SAN FRANCISCO (Reuters) - Apple Inc results fell short of Wall Street's lofty expectations as a sagging European economy and a pause in iPhone sales ahead of a new version saw revenues slip from the previous quarter.
Shares fell more
than 5 percent to $570.81 in late trade after the world's most valuable
technology company - which beats expectations with near regularity -
reported its second quarterly miss in less than a year.
Apple's suppliers also felt the pain. Shares of LG Display, Toshiba and Hon Hai sank between 5 and 7 percent.
The rare miss
highlights how the Apple brand is becoming less resistant to the
economic and product cycles that have plagued rivals.
"Clearly it was a
disappointment," said Channing Smith, Co-Manager of Capital Advisors
Growth Fund. "We expected a lot of consumers will probably delay their
upgrade and their purchases until the iPhone 5 comes out. We saw a similar trend occur last year with the iPhone 4S."
Apple did post a 23
percent jump in revenue from the same quarter the previous year to $35
billion, but that was about $2 billion below Wall Street's average
forecast.
Net income jumped
21 percent from a year earlier to $8.8 billion, or $9.32 a share, about
10 percent below expectations.
From the previous quarter, sales fell 22 percent in
Asia-Pacific, outstripping a 3 percent to 6 percent drop in the Americas
and Europe.
Apple, which Tim
Cook has led since last August, divided the blame for the shortfall
between muted consumer purchases in Western Europe and a pullback in
demand as consumers wait for a new iPhone model that many expect will be
launched in September or October.
From April to June,
Apple shipped 26 million iPhones, well below the 28 million to 29
million that Wall Street analysts had predicted, even taking into
account a pause in buying ahead of the iPhone 5. It was a far cry from
the 35.1 million that moved in the March quarter.
The wait for a new
iPhone caused Apple to miss quarterly expectations last fall. This year
the phenomenon started early, which could mean that Apple's iPhone sales
may also stall in the current quarter.
"Apple is in that
rarest of all positions where the Street will punish them for anything
less than an excess of success," CCS Insight analyst John Jackson said.
"If there's a positive spin on the iPhone story, it is one of latent
demand."
Apple, notorious
for its conservative forecasts, estimated earnings for the September
quarter of $7.65 a share on revenue of $34 billion, well below the
average estimate of $10.23 a share on revenue of $38.03 billion,
according to Thomson Reuters I/B/E/S.
ANTICIPATION BUILDS FOR NEW PHONE
The Silicon Valley giant has a lot riding on its next
iPhone, the product that yields more than half its revenue and helps
shore up overall margins.
Apple has seen
Samsung Electronics -- now the world's largest seller of smartphones --
and other handset manufacturers using Google Inc's Android software chip
away at its market share.
As consumers wait
for the new iPhone, Samsung's Galaxy is expected to keep chalking up
robust numbers.
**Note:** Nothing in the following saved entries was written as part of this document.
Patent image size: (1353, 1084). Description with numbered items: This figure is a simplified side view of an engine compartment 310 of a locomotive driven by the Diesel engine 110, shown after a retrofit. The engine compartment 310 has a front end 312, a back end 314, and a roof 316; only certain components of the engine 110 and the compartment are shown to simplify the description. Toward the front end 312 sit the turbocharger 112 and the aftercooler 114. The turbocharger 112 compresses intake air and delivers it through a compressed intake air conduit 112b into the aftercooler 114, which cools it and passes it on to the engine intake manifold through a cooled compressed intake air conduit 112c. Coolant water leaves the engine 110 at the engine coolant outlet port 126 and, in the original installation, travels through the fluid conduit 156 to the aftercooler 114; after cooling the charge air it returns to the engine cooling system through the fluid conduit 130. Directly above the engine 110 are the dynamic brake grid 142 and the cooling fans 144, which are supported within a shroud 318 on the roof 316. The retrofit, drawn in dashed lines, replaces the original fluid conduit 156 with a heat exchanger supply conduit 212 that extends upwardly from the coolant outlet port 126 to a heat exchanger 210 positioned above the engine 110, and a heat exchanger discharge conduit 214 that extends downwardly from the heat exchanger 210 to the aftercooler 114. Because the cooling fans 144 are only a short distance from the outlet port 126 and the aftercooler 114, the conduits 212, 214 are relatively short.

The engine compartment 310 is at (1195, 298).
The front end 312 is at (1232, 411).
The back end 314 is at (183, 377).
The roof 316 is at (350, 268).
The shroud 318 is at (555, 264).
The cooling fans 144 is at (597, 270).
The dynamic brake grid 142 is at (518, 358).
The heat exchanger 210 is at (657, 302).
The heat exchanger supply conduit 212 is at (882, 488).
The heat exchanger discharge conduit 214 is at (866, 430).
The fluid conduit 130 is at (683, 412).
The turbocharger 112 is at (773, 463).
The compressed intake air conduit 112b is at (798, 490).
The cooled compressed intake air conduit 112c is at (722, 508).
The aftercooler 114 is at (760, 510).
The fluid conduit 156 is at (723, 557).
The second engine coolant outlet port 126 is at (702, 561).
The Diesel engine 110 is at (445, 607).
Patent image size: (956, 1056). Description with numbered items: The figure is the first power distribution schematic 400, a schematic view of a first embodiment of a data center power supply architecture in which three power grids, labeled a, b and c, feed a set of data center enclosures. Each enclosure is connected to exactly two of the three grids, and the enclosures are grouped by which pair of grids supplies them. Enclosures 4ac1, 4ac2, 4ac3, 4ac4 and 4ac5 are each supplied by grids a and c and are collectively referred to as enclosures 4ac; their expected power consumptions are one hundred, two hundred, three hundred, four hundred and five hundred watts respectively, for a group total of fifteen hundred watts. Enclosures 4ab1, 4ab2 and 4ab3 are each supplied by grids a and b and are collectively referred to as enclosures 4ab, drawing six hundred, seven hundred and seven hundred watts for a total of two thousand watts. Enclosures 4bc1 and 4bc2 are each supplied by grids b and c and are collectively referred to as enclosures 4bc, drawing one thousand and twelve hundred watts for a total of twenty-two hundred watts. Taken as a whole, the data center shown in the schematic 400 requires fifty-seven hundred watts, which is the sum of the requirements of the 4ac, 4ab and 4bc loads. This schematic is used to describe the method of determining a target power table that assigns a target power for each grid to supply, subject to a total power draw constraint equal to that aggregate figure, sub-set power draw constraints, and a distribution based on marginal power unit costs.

Analysts say profit from Samsung's mobile division is
likely to have more than doubled from a year ago, with sales of around
50 million smartphones in the June quarter.
Fans are expecting Apple to launch a completely
redesigned phone that has a bigger screen, rather than just add or
change a few features as it did with the current model.
Less than stellar
sales of the iPhone were partly offset by robust sales of the iPad,
which accounts for well over half the world's tablet market. Sales came
in at 17 million in the fiscal third quarter, above expectations.
"It really is the
iPhone company. The iPad is not strong enough to beat numbers," said BGC
Partners analyst Colin Gillis. "The iPhone 5 is already the most hyped
device and for it to exceed expectations is going to be really hard."
MISSING TEMPERED EXPECTATIONS
Executives
acknowledged buyers were refraining from purchases because of "rumors
and speculation" around the iPhone 5. They laid part of the blame on
sputtering demand from European economies like Germany and France, while
dismissing the impact of a Chinese slowdown.
China's economy
grew at its slowest pace in three years in the second quarter. But Cook
blamed the revenue shortfall in the region on changes in inventory as
the company built up stocks of the iPhone 4S in the previous quarter,
adding he saw nothing in the Chinese economy as having had an impact on
sales.
iPhone sales had
surged when Apple began selling its "Siri" voice-search-equipped iPhone
4S and China Telecom signed on as a second carrier, Cook said.
In addition, the
latest iPad also hit Chinese store shelves late -- last Friday, months
after it had debuted elsewhere around the world.
Apple sold 4
million Mac computers, which was about flat from the previous quarter
but 2 percent higher than the year-ago period.